Turn on DMARC reporting
If you haven't already, this is the moment to enable DMARC aggregate (rua) and forensic (ruf) reporting for your own domains. In other words, make sure you have an email address in your DMARC record for each (rua=mailto:rua-reports@yourdomain.com; ruf=mailto:ruf-reports@yourdomain.com).
Reports from receiving providers like Google, Microsoft, and Yahoo will tell you exactly which sources are sending mail claiming to be from your domain - both the legitimate ones you might have forgotten about and the impersonators you didn't know existed.
The reports are XML and not human-readable on their own, but several free and commercial tools can parse them into dashboards (Postmark, dmarcian, EasyDMARC, and others). Even a few weeks of report data will completely change how confidently you can move your own outbound policy from p=none toward p=quarantine or p=reject, which is the subject of an upcoming companion piece to this post
The 4-item audit you should run this quarter
To recap:
- Verify the DMARC disposition settings haven't been changed from their defaults. Confirm that "Honor p=reject when DMARC produces a FAIL result" and "Filter messages which fail the DMARC test into Junk E-Mail folders" are enabled under DMARC settings.
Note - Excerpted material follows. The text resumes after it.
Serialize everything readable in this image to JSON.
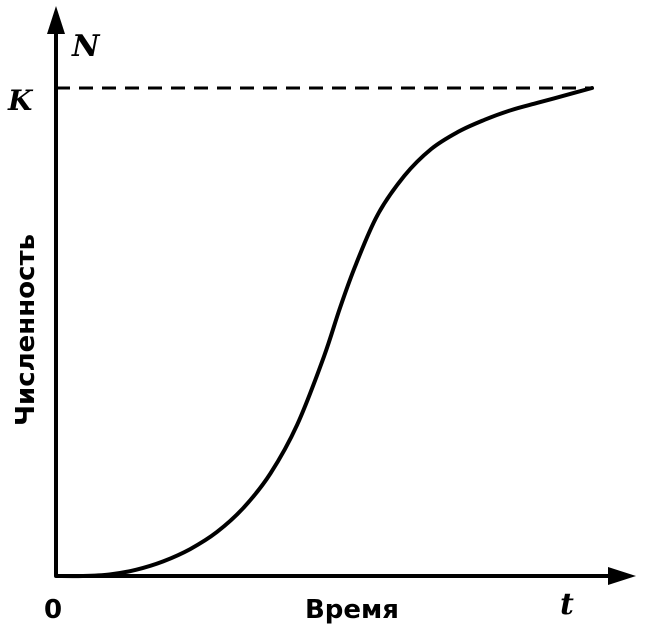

These are enabled by default, but worth re-checking after upgrades, migrations, or any time a delivery problem prompts an investigation.
- Audit your Trusted Domains, Trusted IPs, and the DKIM Verification Exempt list. Remove any entry whose purpose you can't articulate in one sentence. Stale trust is a security liability.
- Review your Content Filter rules and document what each delivery-related rule is doing and why. If you can't explain it, consider whether it still belongs.
- Enable DMARC aggregate reporting on every domain you send from. You can't harden your own outbound posture without the visibility these reports provide.
Failing authentication doesn't have to mean failing security. Most of the time, the difference between a "fail" in the log and a "fail" in delivery comes down to a handful of configuration choices, and now you know where to find them.